Immediately following World War II the word “salaryman” became synonymous with the Japanese white-collar businessman, the ideal middle-class citizen, and the respected social climber. At that time the term frequently appeared in texts related to Japanese culture. Today such positive associations have vanished, and “salaryman” refers to a type of corporate existence in which drawing a salary perpetuates the day-to-day slavery suffered by office employees who lack the means (and sometimes the imagination) to escape their redundant existence. This results in the character previously held in esteem becoming more so an object of controlled pity (if not contempt) nowadays. Though candid and editorial on the surface, Jaszczuk’s images of men nose-diving into drunkenness are buoyed on the kind of questioning akin to artworks and not socially critical photo-essays. Accordingly, the photographer insists that Salaryman is neither judgmental nor critical. “My photography,” says Jaszczuk, “creates questions and not answers.”
As a graphic design student at the School of Visual Arts in Sydney, Australia, Jaszczuk first discovered his love of camerawork while attending a weekly photography course, and became a professional photographer after finishing his studies. In Tokyo, for the sake of placing his theme-oriented art projects, he works with an agency as well. But he would never refer to himself as a photojournalist or reporter. He produces editorial-like artworks, and his deep fascination with photographing unique people drew him to the salaryman as ideal subject matter. There was hardly a more absorbing and chameleonic character to photograph. As Jaszczuk remarks, “Photographing the salaryman means shooting someone who presents himself one way in the morning and another way at night.” As socially critical statements go, this is a far cry from a young Polish artist, born 1978, commenting on a public issue.
During the making of Salaryman, Jaszczuk showed the utmost respect for the privacy of his various “models”. Also, no one that he spent time with was ever photographed asleep in public. He guarded the identity of the men who generously shared their family problems with him, relating issues that evolved from heavy drinking and ranged from husbands accused of neglect to couples filing for divorce. These modern-day cases, which reiterate the salaryman’s existence in Japan since the middle of the 1940s, underscore how the term has always been used to express the merging of a social creature with a social phenomenon, while using the unmistakable image of a man devastated by the after-effects of working long hours, or better, the persistent image of a “work ethic” man, in suit and tie, striking the twisted pose of a fallen worker.
Jaszczuk, who claims to have neither judged the salaryman nor felt particularly inspired by other photographers as he worked, employs a decidedly present-day style for his series, and it functions without referencing any known schools of Japanese contemporary photography.

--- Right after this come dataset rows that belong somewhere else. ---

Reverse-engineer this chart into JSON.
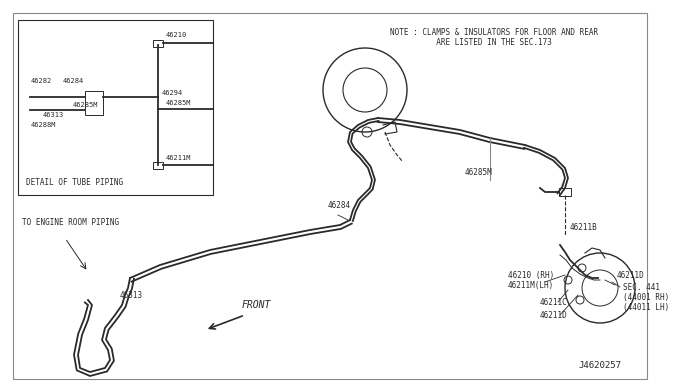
{
  "bg_color": "#ffffff",
  "line_color": "#2a2a2a",
  "note_line1": "NOTE : CLAMPS & INSULATORS FOR FLOOR AND REAR",
  "note_line2": "          ARE LISTED IN THE SEC.173",
  "engine_room_label": "TO ENGINE ROOM PIPING",
  "front_label": "FRONT",
  "label_46284": "46284",
  "label_46285M": "46285M",
  "label_46313": "46313",
  "label_46211B": "46211B",
  "label_46210RH": "46210 (RH)",
  "label_46211MLH": "46211M(LH)",
  "label_46211C": "46211C",
  "label_46211D": "46211D",
  "label_46211D2": "46211D",
  "label_sec441": "SEC. 441",
  "label_44001RH": "(44001 RH)",
  "label_44011LH": "(44011 LH)",
  "label_J": "J4620257",
  "detail_label": "DETAIL OF TUBE PIPING",
  "inset_labels": [
    "46282",
    "46284",
    "46285M",
    "46313",
    "46288M",
    "46210",
    "46294",
    "46285M",
    "46211M"
  ],
  "font_size": 5.5
}
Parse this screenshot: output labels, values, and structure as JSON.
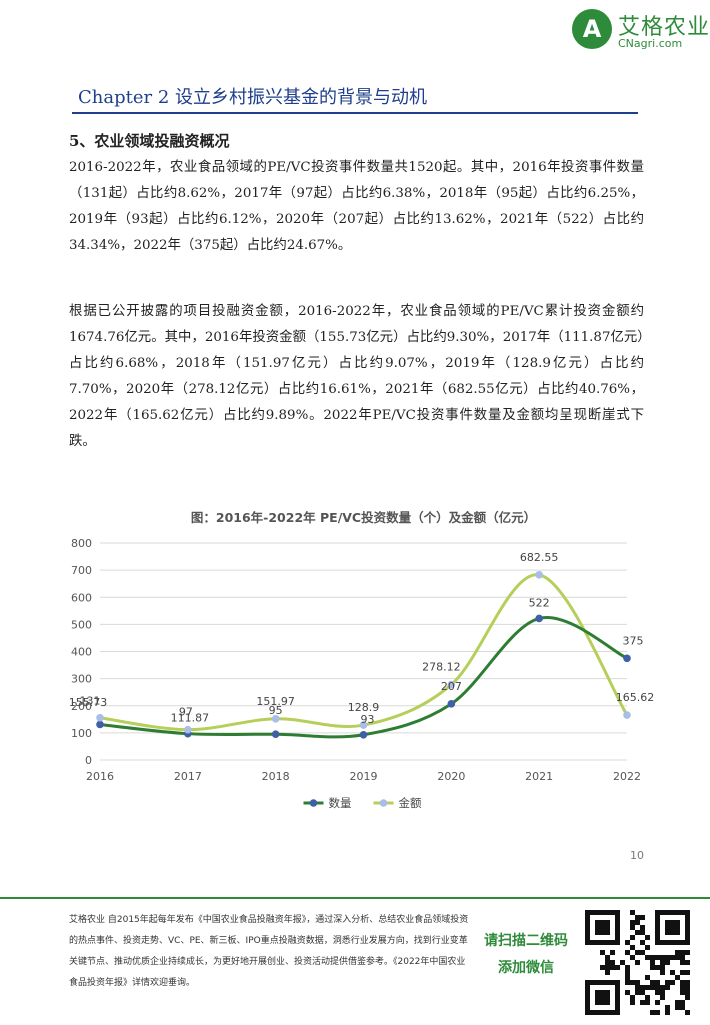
{
  "header": {
    "logo_letter": "A",
    "logo_cn": "艾格农业",
    "logo_url": "CNagri.com",
    "chapter_title": "Chapter 2 设立乡村振兴基金的背景与动机"
  },
  "section": {
    "title": "5、农业领域投融资概况",
    "paragraph1": "2016-2022年，农业食品领域的PE/VC投资事件数量共1520起。其中，2016年投资事件数量（131起）占比约8.62%，2017年（97起）占比约6.38%，2018年（95起）占比约6.25%，2019年（93起）占比约6.12%，2020年（207起）占比约13.62%，2021年（522）占比约34.34%，2022年（375起）占比约24.67%。",
    "paragraph2": "根据已公开披露的项目投融资金额，2016-2022年，农业食品领域的PE/VC累计投资金额约1674.76亿元。其中，2016年投资金额（155.73亿元）占比约9.30%，2017年（111.87亿元）占比约6.68%，2018年（151.97亿元）占比约9.07%，2019年（128.9亿元）占比约7.70%，2020年（278.12亿元）占比约16.61%，2021年（682.55亿元）占比约40.76%，2022年（165.62亿元）占比约9.89%。2022年PE/VC投资事件数量及金额均呈现断崖式下跌。"
  },
  "chart_data": {
    "type": "line",
    "title": "图：2016年-2022年 PE/VC投资数量（个）及金额（亿元）",
    "categories": [
      "2016",
      "2017",
      "2018",
      "2019",
      "2020",
      "2021",
      "2022"
    ],
    "series": [
      {
        "name": "数量",
        "values": [
          131,
          97,
          95,
          93,
          207,
          522,
          375
        ],
        "color": "#2e7d32"
      },
      {
        "name": "金额",
        "values": [
          155.73,
          111.87,
          151.97,
          128.9,
          278.12,
          682.55,
          165.62
        ],
        "color": "#b5cf5a"
      }
    ],
    "ylim": [
      0,
      800
    ],
    "yticks": [
      0,
      100,
      200,
      300,
      400,
      500,
      600,
      700,
      800
    ],
    "grid": true,
    "legend": "bottom",
    "marker_colors": {
      "数量": "#3f5fa6",
      "金额": "#a9bde6"
    }
  },
  "page_number": "10",
  "footer": {
    "text": "艾格农业 自2015年起每年发布《中国农业食品投融资年报》，通过深入分析、总结农业食品领域投资的热点事件、投资走势、VC、PE、新三板、IPO重点投融资数据，洞悉行业发展方向，找到行业变革关键节点、推动优质企业持续成长，为更好地开展创业、投资活动提供借鉴参考。《2022年中国农业食品投资年报》详情欢迎垂询。",
    "cta_line1": "请扫描二维码",
    "cta_line2": "添加微信"
  }
}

Instead, while consciously ignoring Japan’s versatile world of fashion photography and the likes of Eikoh Hosoe’s poignant aesthetics, Jaszczuk’s series seems to hint at the troubling insights of Diane Arbus and the contortions of the models that appear in Robert Longo’s Men in the Cities series. If nothing else, the questions and suggestions brought to life in Salaryman speak for the breadth of Jaszczuk’s simple but enormously powerful photographs.